You Want a Flipping Education? Or Not?

One popular notion today is a sort of hybrid of the MOOC and traditional education, called the flipped classroom. The basic idea is that lectures and demonstrations are by video, with the classroom reserved for interative educational activities:

Three years ago, Clintondale High School, just north of Detroit, became a “flipped school” — one where students watch teachers’ lectures at home and do what we’d otherwise call “homework” in class. Teachers record video lessons, which students watch on their smartphones, home computers or at lunch in the school’s tech lab. In class, they do projects, exercises or lab experiments in small groups while the teacher circulates.

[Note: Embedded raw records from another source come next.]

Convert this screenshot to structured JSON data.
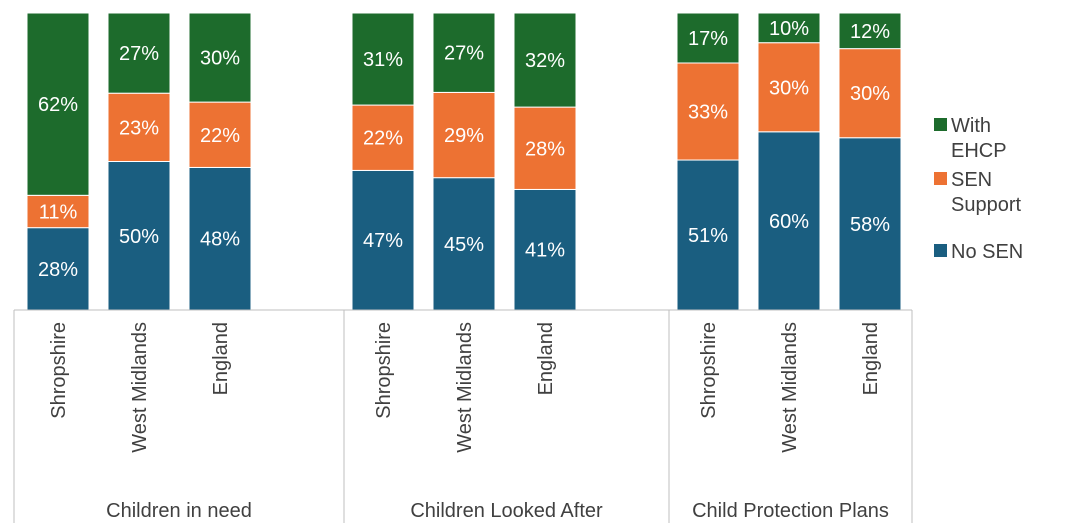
{
  "chart_data": {
    "type": "bar",
    "stacked": true,
    "stack_mode": "percent",
    "title": "",
    "xlabel": "",
    "ylabel": "",
    "ylim": [
      0,
      100
    ],
    "grid": false,
    "legend_position": "right",
    "groups": [
      {
        "label": "Children in need",
        "categories": [
          "Shropshire",
          "West Midlands",
          "England"
        ]
      },
      {
        "label": "Children Looked After",
        "categories": [
          "Shropshire",
          "West Midlands",
          "England"
        ]
      },
      {
        "label": "Child Protection Plans",
        "categories": [
          "Shropshire",
          "West Midlands",
          "England"
        ]
      }
    ],
    "series": [
      {
        "name": "No SEN",
        "color": "#1a5e80",
        "values": [
          28,
          50,
          48,
          47,
          45,
          41,
          51,
          60,
          58
        ],
        "labels": [
          "28%",
          "50%",
          "48%",
          "47%",
          "45%",
          "41%",
          "51%",
          "60%",
          "58%"
        ]
      },
      {
        "name": "SEN Support",
        "color": "#ed7233",
        "values": [
          11,
          23,
          22,
          22,
          29,
          28,
          33,
          30,
          30
        ],
        "labels": [
          "11%",
          "23%",
          "22%",
          "22%",
          "29%",
          "28%",
          "33%",
          "30%",
          "30%"
        ]
      },
      {
        "name": "With EHCP",
        "color": "#1d6b2c",
        "values": [
          62,
          27,
          30,
          31,
          27,
          32,
          17,
          10,
          12
        ],
        "labels": [
          "62%",
          "27%",
          "30%",
          "31%",
          "27%",
          "32%",
          "17%",
          "10%",
          "12%"
        ]
      }
    ],
    "legend": [
      {
        "lines": [
          "With",
          "EHCP"
        ],
        "color": "#1d6b2c"
      },
      {
        "lines": [
          "SEN",
          "Support"
        ],
        "color": "#ed7233"
      },
      {
        "lines": [
          "No SEN"
        ],
        "color": "#1a5e80"
      }
    ]
  }
}
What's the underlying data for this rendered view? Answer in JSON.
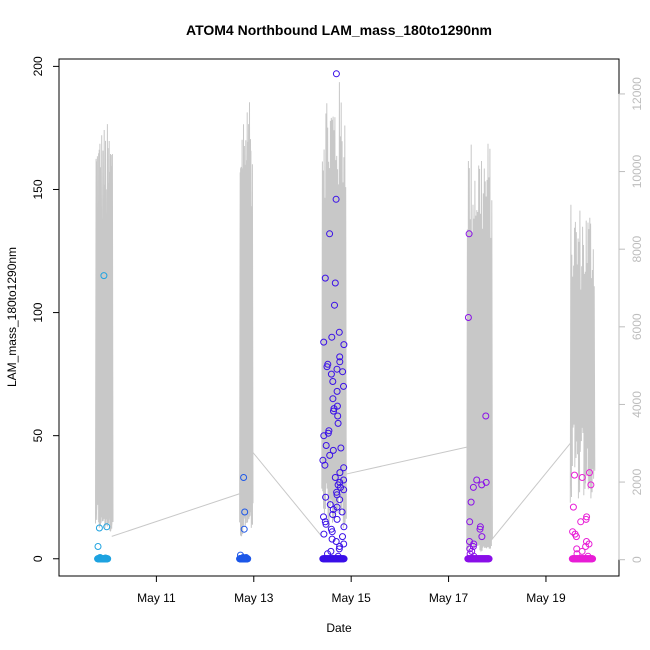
{
  "chart_data": {
    "type": "scatter",
    "title": "ATOM4 Northbound LAM_mass_180to1290nm",
    "xlabel": "Date",
    "ylabel": "LAM_mass_180to1290nm",
    "xlim": [
      "2017-05-09 00:00",
      "2017-05-20 12:00"
    ],
    "ylim": [
      -7,
      203
    ],
    "y2lim": [
      -420,
      12900
    ],
    "x_ticks": [
      {
        "label": "May 11",
        "date": "2017-05-11"
      },
      {
        "label": "May 13",
        "date": "2017-05-13"
      },
      {
        "label": "May 15",
        "date": "2017-05-15"
      },
      {
        "label": "May 17",
        "date": "2017-05-17"
      },
      {
        "label": "May 19",
        "date": "2017-05-19"
      }
    ],
    "y_ticks": [
      0,
      50,
      100,
      150,
      200
    ],
    "y2_ticks": [
      0,
      2000,
      4000,
      6000,
      8000,
      10000,
      12000
    ],
    "grid": false,
    "legend": "none",
    "point_colors": [
      "#1fa3e0",
      "#1e58e8",
      "#3a10e8",
      "#8a10e8",
      "#e81ed6"
    ],
    "line_color": "#c8c8c8",
    "points": {
      "cluster1": {
        "start": "2017-05-09 19:00",
        "end": "2017-05-10 00:00",
        "color": "#1fa3e0",
        "values": [
          115,
          13,
          12.5,
          5,
          0.5,
          0.3
        ]
      },
      "cluster2": {
        "start": "2017-05-12 17:00",
        "end": "2017-05-12 21:00",
        "color": "#1e58e8",
        "values": [
          33,
          19,
          12,
          1.5,
          0.5,
          0.5
        ]
      },
      "cluster3": {
        "start": "2017-05-14 10:00",
        "end": "2017-05-14 20:30",
        "color": "#3a10e8",
        "values": [
          197,
          146,
          132,
          114,
          112,
          103,
          92,
          90,
          88,
          87,
          82,
          80,
          79,
          78,
          77,
          76,
          75,
          72,
          70,
          68,
          65,
          62,
          61,
          60,
          58,
          55,
          52,
          51,
          50,
          46,
          45,
          44,
          42,
          40,
          38,
          37,
          35,
          33,
          32,
          31,
          30,
          29,
          28,
          27,
          26,
          25,
          24,
          22,
          21,
          20,
          19,
          18,
          17,
          16,
          15,
          14,
          13,
          12,
          11,
          10,
          9,
          8,
          7,
          6,
          5,
          4,
          3,
          2,
          1
        ]
      },
      "cluster4": {
        "start": "2017-05-17 09:30",
        "end": "2017-05-17 20:00",
        "color": "#8a10e8",
        "values": [
          132,
          98,
          58,
          32,
          31,
          30,
          29,
          23,
          15,
          13,
          12,
          9,
          7,
          6,
          5,
          4,
          3,
          2,
          1
        ]
      },
      "cluster5": {
        "start": "2017-05-19 13:00",
        "end": "2017-05-19 23:00",
        "color": "#e81ed6",
        "values": [
          35,
          34,
          33,
          30,
          21,
          17,
          16,
          15,
          11,
          10,
          9,
          7,
          6,
          5,
          4,
          3,
          2,
          1
        ]
      }
    },
    "line_segments": {
      "bursts": [
        {
          "start": "2017-05-09 18:00",
          "end": "2017-05-10 02:00",
          "max": 11300,
          "min": 1600
        },
        {
          "start": "2017-05-12 17:00",
          "end": "2017-05-12 23:00",
          "max": 11800,
          "min": 1500
        },
        {
          "start": "2017-05-14 09:30",
          "end": "2017-05-14 21:00",
          "max": 12400,
          "min": 2000
        },
        {
          "start": "2017-05-17 09:00",
          "end": "2017-05-17 21:00",
          "max": 10900,
          "min": 500
        },
        {
          "start": "2017-05-19 12:00",
          "end": "2017-05-19 23:30",
          "max": 9200,
          "min": 3500
        }
      ],
      "connectors": [
        {
          "from": [
            "2017-05-10 02:00",
            600
          ],
          "to": [
            "2017-05-12 17:00",
            1700
          ]
        },
        {
          "from": [
            "2017-05-12 23:00",
            2800
          ],
          "to": [
            "2017-05-14 09:30",
            600
          ]
        },
        {
          "from": [
            "2017-05-14 21:00",
            2200
          ],
          "to": [
            "2017-05-17 09:00",
            2900
          ]
        },
        {
          "from": [
            "2017-05-17 21:00",
            500
          ],
          "to": [
            "2017-05-19 12:00",
            3000
          ]
        }
      ]
    }
  }
}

Clintondale was the first school in the United States to flip completely — all of its classes are now taught this way. Now flipped classrooms are popping up all over. Havana High School outside of Peoria, Ill., is flipping, too, after the school superintendent visited Clintondale. The principal of Clintondale says that some 200 school officials have visited...

The results were dramatic: the failure rate in English dropped from 52 percent to 19 percent; in math, it dropped from 44 percent to 13 percent; in science, from 41 percent to 19 percent; and in social studies, from 28 percent to 9 percent.

The next year, in the fall of 2011, Clintondale flipped completely — every grade, every class. “On average we approximated a 30 percent failure rate,” said Green. “With flipping, it dropped to under 10 percent.” Graduation rates rose dramatically, and are now over 90 percent. College attendance went from 63 percent in 2010 to 80 percent in 2012.

It works in universities too, and the anti-MOOC zealots are alarmed. They fear becoming "glorified teaching assistants."

But education isn't, or shouldn't be, about the professors. The professors aren't the university - they just work there.